The final Strategic Plan did reduce first year class size. While it won’t impact second-year basic courses (still five bundles, no change there), first year sections will witness a dramatic downsizing. In reducing first year sections from 140 students to 79 (as Dean of Admissions Joyce Curll insists, 79 sounds better than 80), the faculty almost halved the size of first year classes.

Thus, the final Strategic Plan culminated in one glaring omission – grade reform – and one sensational flourish – class size reductions. Oh, yeah, and a $338.5 million price tag – over half of it endowed funding to address the hiring and housing of additional faculty members.

Not one to dwell in the mythical world of happy endings, let me just take a second to deconstruct this multi-million dollar behemoth. My own personal attitudes toward the Strategic Plan have wavered over time, from initial skepticism as a 1L to irrational exuberance as a 2L to cynical frustration as a 3L. Like a fine wine, my opinions have matured with time … let me pour out the dregs.

Depending on which side of the grading debate one supports, the faculty’s failure to pass reform is either shamefully inexcusable or eminently applaudable. Rakoff’s proposal was the butt of many a joke – remember John Fagan’s stand up act about future students receiving grades such as “Way to Go” in Criminal Law – and deservedly so. Any plan that acted in the name of reform while apparently changing nothing of substantive value was doomed. Warren’s plan, on the other hand, diagnosed student disaffection with grading and attempted to precisely excise this tumor of the law school experience. Finding such a treatment too radical, the faculty elected instead for a time-tested remedy – nothing at all.

Thus, the one nearly universal student concern remained unmet. Two costless methods to improve the Harvard Law School world failed to evoke enough faculty sympathy, and silence was the answer instead.

Yet witness the positive faculty response to a change in class size, which
brought with it the need to hire 15 new faculty members over the next decade (that’s net, so we’re talking additional profs to replace ones who retire, die, etc.) What was the faculty motive for such support? At first blush, such a move is very expensive. The Strategic Plan allocates $75 million in endowed funding for the hiring of professors, and another $100 million to house them. Moreover, each new professor dilutes not only the power of each faculty member’s vote, but also the exclusiveness of being a “Harvard Law Professor.” Such a subtitle isn’t bestowed upon just anyone, you know.

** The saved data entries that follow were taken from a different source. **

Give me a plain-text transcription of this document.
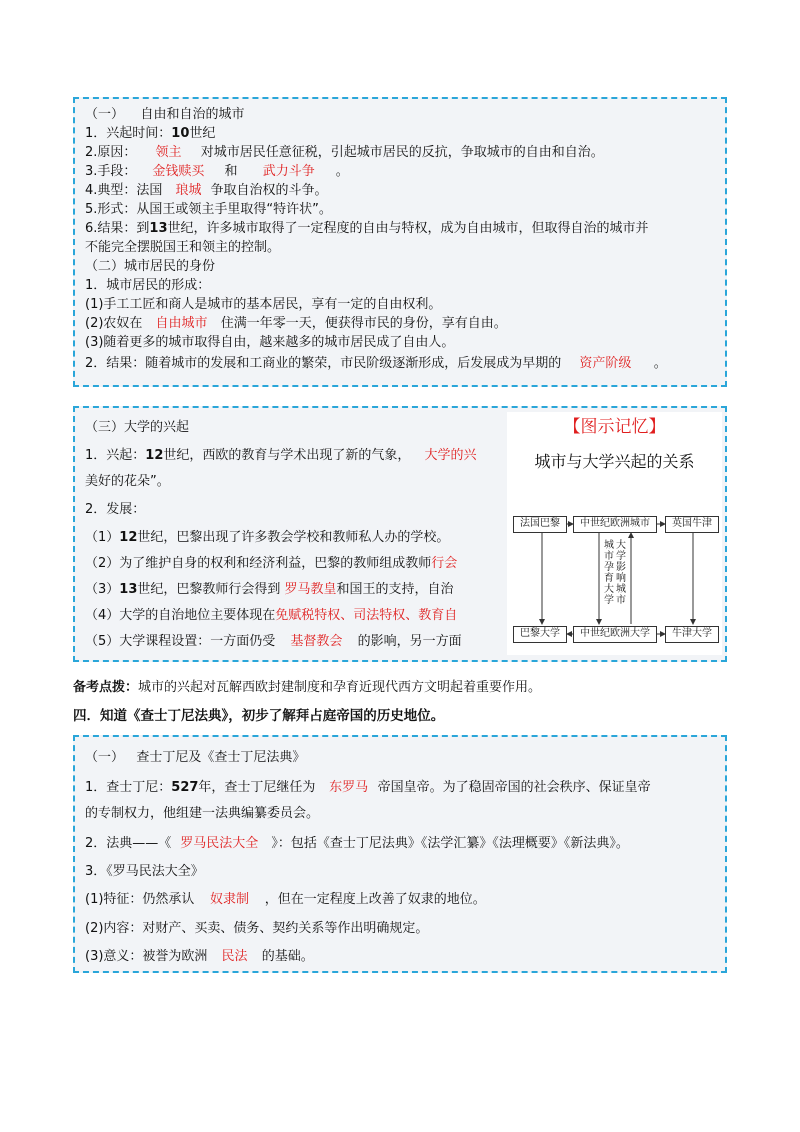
（一） 自由和自治的城市
1．兴起时间：10世纪
2.原因： 领主 对城市居民任意征税，引起城市居民的反抗，争取城市的自由和自治。
3.手段： 金钱赎买 和 武力斗争 。
4.典型：法国 琅城 争取自治权的斗争。
5.形式：从国王或领主手里取得“特许状”。
6.结果：到13世纪，许多城市取得了一定程度的自由与特权，成为自由城市，但取得自治的城市并
不能完全摆脱国王和领主的控制。
（二）城市居民的身份
1．城市居民的形成：
(1)手工工匠和商人是城市的基本居民，享有一定的自由权利。
(2)农奴在 自由城市 住满一年零一天，便获得市民的身份，享有自由。
(3)随着更多的城市取得自由，越来越多的城市居民成了自由人。
2．结果：随着城市的发展和工商业的繁荣，市民阶级逐渐形成，后发展成为早期的 资产阶级 。
（三）大学的兴起
1．兴起：12世纪，西欧的教育与学术出现了新的气象， 大学的兴
美好的花朵”。
2．发展：
（1）12世纪，巴黎出现了许多教会学校和教师私人办的学校。
（2）为了维护自身的权利和经济利益，巴黎的教师组成教师行会
（3）13世纪，巴黎教师行会得到 罗马教皇和国王的支持，自治
（4）大学的自治地位主要体现在免赋税特权、司法特权、教育自
（5）大学课程设置：一方面仍受 基督教会 的影响，另一方面
【图示记忆】
城市与大学兴起的关系
法国巴黎	中世纪欧洲城市	英国牛津
巴黎大学	中世纪欧洲大学	牛津大学
城市孕育大学
大学影响城市
备考点拨：城市的兴起对瓦解西欧封建制度和孕育近现代西方文明起着重要作用。
四．知道《查士丁尼法典》，初步了解拜占庭帝国的历史地位。
（一） 查士丁尼及《查士丁尼法典》
1．查士丁尼：527年，查士丁尼继任为 东罗马 帝国皇帝。为了稳固帝国的社会秩序、保证皇帝
的专制权力，他组建一法典编纂委员会。
2．法典——《 罗马民法大全 》：包括《查士丁尼法典》《法学汇纂》《法理概要》《新法典》。
3．《罗马民法大全》
(1)特征：仍然承认 奴隶制 ，但在一定程度上改善了奴隶的地位。
(2)内容：对财产、买卖、债务、契约关系等作出明确规定。
(3)意义：被誉为欧洲 民法 的基础。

Why, then, did the faculty take such a bold step? Student concerns can hardly be the reason, or grade reform would have carried the day. A true cynic might suggest that grade reform doesn’t impact the school’s U.S. News & World Report ranking, but student/faculty ratio sure does. So, for that matter, does financial aid (which got a $20 million boost in the Strategic Plan) and overall per student spending. With Columbia nipping at fair Harvard’s heels in the law rankings, maybe this fact resonated in the hearts and minds of the faculty reformers.

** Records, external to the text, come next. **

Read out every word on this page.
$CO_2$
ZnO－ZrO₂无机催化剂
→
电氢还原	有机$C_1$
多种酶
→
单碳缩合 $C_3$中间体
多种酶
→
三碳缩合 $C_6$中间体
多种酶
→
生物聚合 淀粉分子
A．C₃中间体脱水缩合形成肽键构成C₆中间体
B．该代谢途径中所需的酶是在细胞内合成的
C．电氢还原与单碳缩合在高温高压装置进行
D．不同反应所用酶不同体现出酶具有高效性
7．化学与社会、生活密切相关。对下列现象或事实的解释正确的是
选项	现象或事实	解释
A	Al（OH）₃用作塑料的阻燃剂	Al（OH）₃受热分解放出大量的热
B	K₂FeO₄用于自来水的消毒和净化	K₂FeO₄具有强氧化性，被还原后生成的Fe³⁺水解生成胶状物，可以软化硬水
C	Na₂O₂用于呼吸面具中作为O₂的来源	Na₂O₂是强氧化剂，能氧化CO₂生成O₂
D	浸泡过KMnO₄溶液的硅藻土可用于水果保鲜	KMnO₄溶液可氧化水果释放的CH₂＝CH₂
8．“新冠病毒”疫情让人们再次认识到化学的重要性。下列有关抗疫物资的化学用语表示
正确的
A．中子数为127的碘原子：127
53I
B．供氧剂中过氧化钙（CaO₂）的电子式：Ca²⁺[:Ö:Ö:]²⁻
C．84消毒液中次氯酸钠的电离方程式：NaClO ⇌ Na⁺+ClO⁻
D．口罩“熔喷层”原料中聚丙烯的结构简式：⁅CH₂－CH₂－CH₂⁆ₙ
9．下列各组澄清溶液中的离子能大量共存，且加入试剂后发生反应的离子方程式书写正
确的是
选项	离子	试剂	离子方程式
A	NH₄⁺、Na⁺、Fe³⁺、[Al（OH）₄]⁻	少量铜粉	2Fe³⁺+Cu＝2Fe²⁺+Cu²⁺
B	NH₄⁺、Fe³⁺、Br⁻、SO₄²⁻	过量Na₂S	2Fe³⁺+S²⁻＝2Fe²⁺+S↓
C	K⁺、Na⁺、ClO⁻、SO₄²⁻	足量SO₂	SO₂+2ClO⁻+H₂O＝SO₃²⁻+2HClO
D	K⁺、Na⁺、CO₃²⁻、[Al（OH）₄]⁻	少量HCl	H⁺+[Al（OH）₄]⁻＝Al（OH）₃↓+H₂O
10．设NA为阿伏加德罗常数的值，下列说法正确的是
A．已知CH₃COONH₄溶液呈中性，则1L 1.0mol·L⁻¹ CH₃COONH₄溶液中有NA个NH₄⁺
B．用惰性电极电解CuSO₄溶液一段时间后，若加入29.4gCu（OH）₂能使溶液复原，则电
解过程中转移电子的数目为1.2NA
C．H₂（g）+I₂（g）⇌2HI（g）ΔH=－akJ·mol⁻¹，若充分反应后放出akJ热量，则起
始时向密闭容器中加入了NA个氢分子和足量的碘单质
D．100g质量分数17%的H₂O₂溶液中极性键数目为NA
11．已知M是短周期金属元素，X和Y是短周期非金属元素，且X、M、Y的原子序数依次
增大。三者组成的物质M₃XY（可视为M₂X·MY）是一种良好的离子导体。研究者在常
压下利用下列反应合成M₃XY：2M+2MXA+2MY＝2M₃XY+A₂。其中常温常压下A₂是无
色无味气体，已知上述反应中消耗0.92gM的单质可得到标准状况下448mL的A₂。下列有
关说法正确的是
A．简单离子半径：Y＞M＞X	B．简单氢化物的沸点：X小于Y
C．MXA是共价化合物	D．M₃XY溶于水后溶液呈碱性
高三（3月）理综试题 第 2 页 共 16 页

Yet the U.S. News rankings don’t address the whole story. The faculty did, after all, reject an attempt to cut the entering class size by 100 students. Perhaps that was too overt, perhaps it was simply a revolutionary move that hadn’t sufficient time to percolate in the faculty.

Nonetheless, a glaring fact pervades all of the Strategic Plan. What won out in the end was the institution – more money (and a chance for Dean Clark to shake loose another chunk of alumni change), more faculty, more buildings. Smaller classes, but the same grades. HLS scored a bunch of touchdowns, millions of them in fact, but the students had to settle for a few measly field goals.

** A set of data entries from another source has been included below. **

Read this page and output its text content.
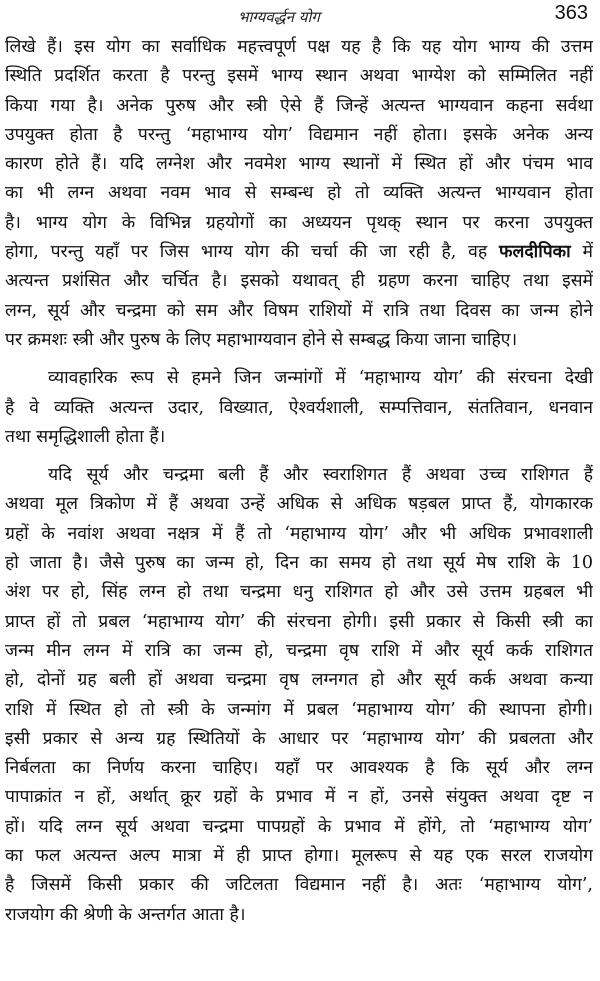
भाग्यवर्द्धन योग	363
लिखे हैं। इस योग का सर्वाधिक महत्त्वपूर्ण पक्ष यह है कि यह योग भाग्य की उत्तम
स्थिति प्रदर्शित करता है परन्तु इसमें भाग्य स्थान अथवा भाग्येश को सम्मिलित नहीं
किया गया है। अनेक पुरुष और स्त्री ऐसे हैं जिन्हें अत्यन्त भाग्यवान कहना सर्वथा
उपयुक्त होता है परन्तु ‘महाभाग्य योग’ विद्यमान नहीं होता। इसके अनेक अन्य
कारण होते हैं। यदि लग्नेश और नवमेश भाग्य स्थानों में स्थित हों और पंचम भाव
का भी लग्न अथवा नवम भाव से सम्बन्ध हो तो व्यक्ति अत्यन्त भाग्यवान होता
है। भाग्य योग के विभिन्न ग्रहयोगों का अध्ययन पृथक् स्थान पर करना उपयुक्त
होगा, परन्तु यहाँ पर जिस भाग्य योग की चर्चा की जा रही है, वह फलदीपिका में
अत्यन्त प्रशंसित और चर्चित है। इसको यथावत् ही ग्रहण करना चाहिए तथा इसमें
लग्न, सूर्य और चन्द्रमा को सम और विषम राशियों में रात्रि तथा दिवस का जन्म होने
पर क्रमशः स्त्री और पुरुष के लिए महाभाग्यवान होने से सम्बद्ध किया जाना चाहिए।
व्यावहारिक रूप से हमने जिन जन्मांगों में ‘महाभाग्य योग’ की संरचना देखी
है वे व्यक्ति अत्यन्त उदार, विख्यात, ऐश्वर्यशाली, सम्पत्तिवान, संततिवान, धनवान
तथा समृद्धिशाली होता हैं।
यदि सूर्य और चन्द्रमा बली हैं और स्वराशिगत हैं अथवा उच्च राशिगत हैं
अथवा मूल त्रिकोण में हैं अथवा उन्हें अधिक से अधिक षड़बल प्राप्त हैं, योगकारक
ग्रहों के नवांश अथवा नक्षत्र में हैं तो ‘महाभाग्य योग’ और भी अधिक प्रभावशाली
हो जाता है। जैसे पुरुष का जन्म हो, दिन का समय हो तथा सूर्य मेष राशि के 10
अंश पर हो, सिंह लग्न हो तथा चन्द्रमा धनु राशिगत हो और उसे उत्तम ग्रहबल भी
प्राप्त हों तो प्रबल ‘महाभाग्य योग’ की संरचना होगी। इसी प्रकार से किसी स्त्री का
जन्म मीन लग्न में रात्रि का जन्म हो, चन्द्रमा वृष राशि में और सूर्य कर्क राशिगत
हो, दोनों ग्रह बली हों अथवा चन्द्रमा वृष लग्नगत हो और सूर्य कर्क अथवा कन्या
राशि में स्थित हो तो स्त्री के जन्मांग में प्रबल ‘महाभाग्य योग’ की स्थापना होगी।
इसी प्रकार से अन्य ग्रह स्थितियों के आधार पर ‘महाभाग्य योग’ की प्रबलता और
निर्बलता का निर्णय करना चाहिए। यहाँ पर आवश्यक है कि सूर्य और लग्न
पापाक्रांत न हों, अर्थात् क्रूर ग्रहों के प्रभाव में न हों, उनसे संयुक्त अथवा दृष्ट न
हों। यदि लग्न सूर्य अथवा चन्द्रमा पापग्रहों के प्रभाव में होंगे, तो ‘महाभाग्य योग’
का फल अत्यन्त अल्प मात्रा में ही प्राप्त होगा। मूलरूप से यह एक सरल राजयोग
है जिसमें किसी प्रकार की जटिलता विद्यमान नहीं है। अतः ‘महाभाग्य योग’,
राजयोग की श्रेणी के अन्तर्गत आता है।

The great ship of Harvard Law will steam on for another century. With money to burn, and a crew to steer it, that fact is not in dispute. The course has been plotted. Only one thing changes on the Law Boat, however. A set of passengers purchased the ticket, another set of passengers boarded the ship, and still yet another will arrive at the destination. Whether it will be what they want, though, is anyone’s guess.